141st APHA Annual Meeting

In This section

288758
A peer education approach to preventing adolescent pregnancy and promoting sexual health

Tuesday, November 5, 2013

Elizabeth Walters, CNM, MS , HiTOPS, Inc., Princeton, NJ
A significant number of adolescents are engaging in sexual intercourse at earlier stages in their lives, and many are participating in high-risk sexual behavior that increases their vulnerability to HIV, other sexually transmitted infections (STIs), and unintended pregnancy. Inadequate sexual health education is one explanation for why students are engaging in risky behaviors. Students consistently report that they do not receive enough information about sexual health in time for it to influence the decisions they make. However, students in schools have an important role to play in their own sexual health education.

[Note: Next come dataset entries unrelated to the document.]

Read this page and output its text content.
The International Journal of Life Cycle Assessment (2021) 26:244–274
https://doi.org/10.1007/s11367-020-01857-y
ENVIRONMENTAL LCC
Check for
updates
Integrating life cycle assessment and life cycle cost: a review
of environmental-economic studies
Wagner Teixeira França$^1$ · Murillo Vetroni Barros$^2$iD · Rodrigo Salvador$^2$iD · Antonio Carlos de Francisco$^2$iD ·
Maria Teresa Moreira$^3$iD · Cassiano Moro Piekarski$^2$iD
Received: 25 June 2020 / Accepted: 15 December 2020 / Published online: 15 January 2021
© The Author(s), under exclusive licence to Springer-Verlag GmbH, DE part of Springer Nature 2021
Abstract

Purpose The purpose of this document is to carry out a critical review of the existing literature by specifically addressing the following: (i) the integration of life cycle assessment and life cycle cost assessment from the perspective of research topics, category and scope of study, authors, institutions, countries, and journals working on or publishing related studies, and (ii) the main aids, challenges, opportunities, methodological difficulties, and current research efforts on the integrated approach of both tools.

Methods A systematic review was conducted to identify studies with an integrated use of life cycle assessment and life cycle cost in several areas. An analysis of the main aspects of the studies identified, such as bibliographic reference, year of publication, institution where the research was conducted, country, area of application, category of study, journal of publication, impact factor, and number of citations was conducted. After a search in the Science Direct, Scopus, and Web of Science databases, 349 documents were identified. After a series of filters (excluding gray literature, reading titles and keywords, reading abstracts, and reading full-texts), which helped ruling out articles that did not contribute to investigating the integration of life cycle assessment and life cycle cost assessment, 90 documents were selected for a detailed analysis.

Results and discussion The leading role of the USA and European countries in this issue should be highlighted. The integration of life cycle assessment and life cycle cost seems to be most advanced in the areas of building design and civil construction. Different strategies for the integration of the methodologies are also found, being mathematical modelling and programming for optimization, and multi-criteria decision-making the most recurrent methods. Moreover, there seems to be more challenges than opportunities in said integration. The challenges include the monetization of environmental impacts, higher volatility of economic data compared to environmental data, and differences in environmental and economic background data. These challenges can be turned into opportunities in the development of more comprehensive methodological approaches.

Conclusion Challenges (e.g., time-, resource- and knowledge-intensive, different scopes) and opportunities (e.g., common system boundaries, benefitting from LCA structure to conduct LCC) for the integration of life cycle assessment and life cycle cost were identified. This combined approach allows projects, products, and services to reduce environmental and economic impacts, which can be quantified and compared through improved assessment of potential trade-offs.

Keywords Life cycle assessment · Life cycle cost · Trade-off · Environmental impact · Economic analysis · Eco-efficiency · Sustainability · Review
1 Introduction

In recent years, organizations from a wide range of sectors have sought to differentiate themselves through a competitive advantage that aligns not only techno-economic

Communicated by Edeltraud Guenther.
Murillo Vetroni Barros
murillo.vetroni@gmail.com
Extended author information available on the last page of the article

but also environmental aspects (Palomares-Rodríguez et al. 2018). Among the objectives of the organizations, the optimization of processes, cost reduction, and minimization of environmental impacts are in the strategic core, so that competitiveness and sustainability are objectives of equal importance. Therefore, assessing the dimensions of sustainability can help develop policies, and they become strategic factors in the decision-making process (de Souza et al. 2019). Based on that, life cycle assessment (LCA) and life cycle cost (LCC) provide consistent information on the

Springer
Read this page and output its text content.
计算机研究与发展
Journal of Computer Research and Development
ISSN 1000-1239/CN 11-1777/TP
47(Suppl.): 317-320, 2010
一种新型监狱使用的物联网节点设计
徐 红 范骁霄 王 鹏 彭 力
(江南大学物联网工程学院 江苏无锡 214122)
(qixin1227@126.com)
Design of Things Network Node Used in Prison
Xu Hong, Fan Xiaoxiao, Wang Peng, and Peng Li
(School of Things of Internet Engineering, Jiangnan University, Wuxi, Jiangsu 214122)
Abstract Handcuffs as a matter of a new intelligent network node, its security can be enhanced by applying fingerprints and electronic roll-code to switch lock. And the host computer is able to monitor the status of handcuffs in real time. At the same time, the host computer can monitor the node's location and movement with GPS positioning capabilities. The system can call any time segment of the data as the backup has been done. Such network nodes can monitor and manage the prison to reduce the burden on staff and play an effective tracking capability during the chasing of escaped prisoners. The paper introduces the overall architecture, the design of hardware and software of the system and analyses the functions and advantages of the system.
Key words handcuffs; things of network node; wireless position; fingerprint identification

Students are often underutilized resources, capable of delivering prevention education programs in a way that impacts significantly their own lives, the lives of their peers, and the overall quality of their schools. At the same time, effective peer education models require careful planning, coordination, and resources. In this session, participants will examine strategies and lessons learned from an evidence-based, high school peer education program, known as the Teen Prevention Education Program (Teen PEP). Teen PEP is a school-based intervention that trains peer educators in grades 11 and 12 to deliver interactive workshops to 9th graders and to conduct a Family Night event. The intervention addresses postponing sexual involvement, preventing unintended pregnancy, preventing HIV and other sexually transmitted infections, avoiding sexual decision-making while under the influence of alcohol and other drugs, and improving parent-teen communication. Peer educators also develop a school-wide campaign to reinforce workshop messages.

Learning Areas:
Administer health education strategies, interventions and programs
Conduct evaluation related to programs, research, and other areas of practice
Implementation of health education strategies, interventions and programs

Learning Objectives:
Identify essential elements of research-based, effective peer education programs Describe specific strategies for launching an effective school-based, peer education model to address teen sexual health; Identify the ways in which the lessons learned from the implementation of a school-based sexual health promotion program can help to inform the work of their own pregnancy prevention programs.

Keywords: Adolescent Health, Peer Education

Presenting author's disclosure statement:

Qualified on the content I am responsible for because: I am the Director of Educational Programs at a teen health and education center in Princeton, NJ, and have provided well-woman gynecological care and sexuality education to adolescents at HiTOPS for 25 years. I am a primary author of the Teen PEP curriculum, a peer-led comprehensive sexuality education program that is currently operating in high schools in New Jersey and North Carolina, and I provide technical assistance to school staff who are operating the program.
Any relevant financial relationships? No

I agree to comply with the American Public Health Association Conflict of Interest and Commercial Support Guidelines, and to disclose to the participants any off-label or experimental uses of a commercial product or service discussed in my presentation.